Global Warning II: WWE Expected to Announce Australia PPV Event For October 2018

First rumored in December 2017, The Sunday Herald Sun can now confirm that WWE will in fact be heading to the Melbourne Cricket Ground in Victoria, Australia, for an upcoming PPV event in October, which is expected to be announced as part of the Wrestlemania 34 broadcast.

While currently unnamed, speculation is that WWE would resurrect the Global Warning moniker they used when touring Melbourne in 2002. At the time, this was WWE’s first event in Australia since the 1980s and was headlined by a huge triple threat draw of The Rock vs Triple H vs Brock Lesnar. The event was held at Etihad Stadium and drew a reported crowd of over 56,000 people.

According to the report however, this time around, WWE is looking to almost double that attendance number and have chosen the Melbourne Cricket Ground as the venue because it has the capacity of over 100,000 and is the tenth largest sporting venue in the world. And unlike 2015’s Beast in the East, which was just a network special, WWE is planning for the big Australia event to be a PPV. This would make Australia only the fourth country outside of the U.S. (the other three being Canada, Puerto Rico, and England) to host a PPV and the first country not located in the Americas to host one since Newcastle, England hosted Insurrextion in 2003.

WWE is no stranger to touring Australia and has done so every year since Global Warning in 2002. The company has even had some years where they have done multiple tours of Australia including most recently in 2016 when both WWE Live and NXT Live embarked on separate excursions to the continent.

Normally, these tours have taken place in the summer but the Melbourne Cricket Ground will be quite busy during that time as it is the premier site of the Australian Football League and will be hosting 45 games for the league from March to September.
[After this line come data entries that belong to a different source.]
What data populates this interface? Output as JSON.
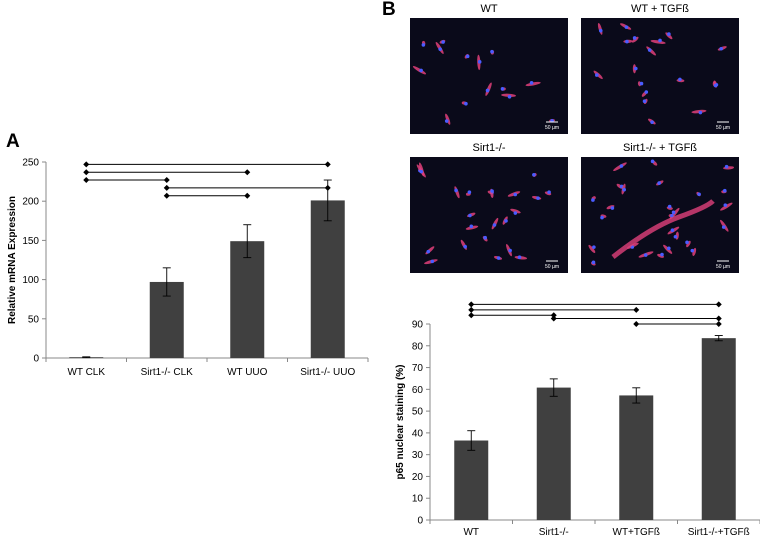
{
  "panels": {
    "a_letter": "A",
    "b_letter": "B"
  },
  "micrographs": [
    {
      "title": "WT",
      "scale_label": "50 µm",
      "cells": 14,
      "seed": 3
    },
    {
      "title": "WT + TGFß",
      "scale_label": "50 µm",
      "cells": 18,
      "seed": 7
    },
    {
      "title": "Sirt1-/-",
      "scale_label": "50 µm",
      "cells": 22,
      "seed": 11
    },
    {
      "title": "Sirt1-/- + TGFß",
      "scale_label": "50 µm",
      "cells": 26,
      "seed": 19
    }
  ],
  "colors": {
    "bar": "#404040",
    "image_bg": "#0a0a1a",
    "stain_red": "#e0407a",
    "stain_blue": "#4a5cff"
  },
  "chart_data": [
    {
      "type": "bar",
      "panel": "A",
      "categories": [
        "WT CLK",
        "Sirt1-/- CLK",
        "WT UUO",
        "Sirt1-/- UUO"
      ],
      "values": [
        1,
        97,
        149,
        201
      ],
      "errors": [
        0.5,
        18,
        21,
        26
      ],
      "ylabel": "Relative mRNA Expression",
      "ylim": [
        0,
        250
      ],
      "yticks": [
        0,
        50,
        100,
        150,
        200,
        250
      ],
      "grid": false,
      "significance_brackets": [
        {
          "from": 0,
          "to": 3,
          "y": 247
        },
        {
          "from": 0,
          "to": 2,
          "y": 237
        },
        {
          "from": 0,
          "to": 1,
          "y": 227
        },
        {
          "from": 1,
          "to": 3,
          "y": 217
        },
        {
          "from": 1,
          "to": 2,
          "y": 207
        }
      ]
    },
    {
      "type": "bar",
      "panel": "B",
      "categories": [
        "WT",
        "Sirt1-/-",
        "WT+TGFß",
        "Sirt1-/-+TGFß"
      ],
      "values": [
        36.5,
        60.8,
        57.2,
        83.5
      ],
      "errors": [
        4.5,
        4,
        3.5,
        1.2
      ],
      "ylabel": "p65 nuclear staining (%)",
      "ylim": [
        0,
        90
      ],
      "yticks": [
        0,
        10,
        20,
        30,
        40,
        50,
        60,
        70,
        80,
        90
      ],
      "grid": false,
      "significance_brackets": [
        {
          "from": 0,
          "to": 3,
          "y": 99
        },
        {
          "from": 0,
          "to": 2,
          "y": 96.5
        },
        {
          "from": 0,
          "to": 1,
          "y": 94
        },
        {
          "from": 1,
          "to": 3,
          "y": 92.5
        },
        {
          "from": 2,
          "to": 3,
          "y": 90
        }
      ]
    }
  ]
}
The Grand Final, the equivalent of the National Football League’s Super Bowl, is scheduled for September 29. WWE’s PPV is expected to take place that following weekend, October 6-7.
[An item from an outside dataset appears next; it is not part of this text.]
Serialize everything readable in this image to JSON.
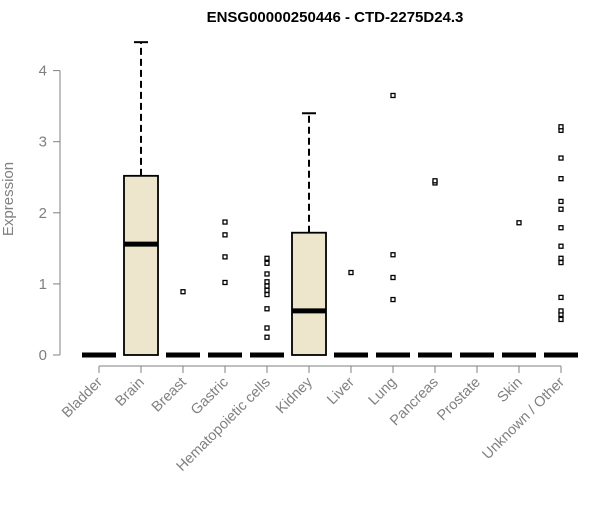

Currently, TLC is scheduled for October 21 in Boston but at this time it is unknown if Melbourne Cricket Ground will be hosting that particular PPV or one entirely different.

With attendance at both Wrestlemania 32 and Wrestlemania III still highly disputed between what WWE claims and what actual gate numbers have revealed, if the company does manage to sell-out this 100,024 seat venue, it very well likely will be WWE’s largest crowd of all-time. Of course in order to do this, Global Warning II or whatever name the PPV ends up being given, will have to be much more than your standard fare WWE show.

In addition to likely needing to feature the NXT/UK roster, if only to get the Iconic Duo of Billie Kay and Peyton Royce, and Australian tag team TM-61 (fka TMDK – The Mighty Don’t Kneel) on the card. The duo of Nick Miller and Shane Thorne are both Australian natives and their tag team originated in Perth, Australia at the Explosive Pro Wrestling promotion. Including Miller and Thorne, TMDK began as a stable which included fellow Australian wrestlers, Elliot Sexton, Marcius Pitt, Damien Slater and Slex. The foursome continue to wrestle under the TMDK name and were featured as part of NJPW’s Fallout Down Under Tour in which the group took on Bullet Club. While WWE does not tend to bring in outside stars, especially for PPV events, a one-night only TMDK advertised reunion would not be a bad way to help with that draw.

Of course, WWE will need a lot more than Australian talent to fill 100,000 seats and they’ll most certainly look to some of their own big names to do so. The Sunday Herald Sun specifically named John Cena, Rey Mysterio, and the Undertaker as guys WWE will likely target for the event. Others such as Chris Jericho and the Rock, depending on their respective touring and filming commitments, could be other big names WWE looks to in order to fill the seats. And then there’s always the return talk of CM Punk, who could almost fill a 100,000 seat arena of his own, if he were to make his return to pro wrestling.

https://twitter.com/PhenomenalOmega/status/969898757662781441

To put it into context, only five of WWE’s top-21 listed attendances belong to non-Wrestlemania events, and of those five none have surpassed the 65,000 mark. This most likely means that if WWE wants their first real 100,000 seater, they are going to need to pull out all the stops.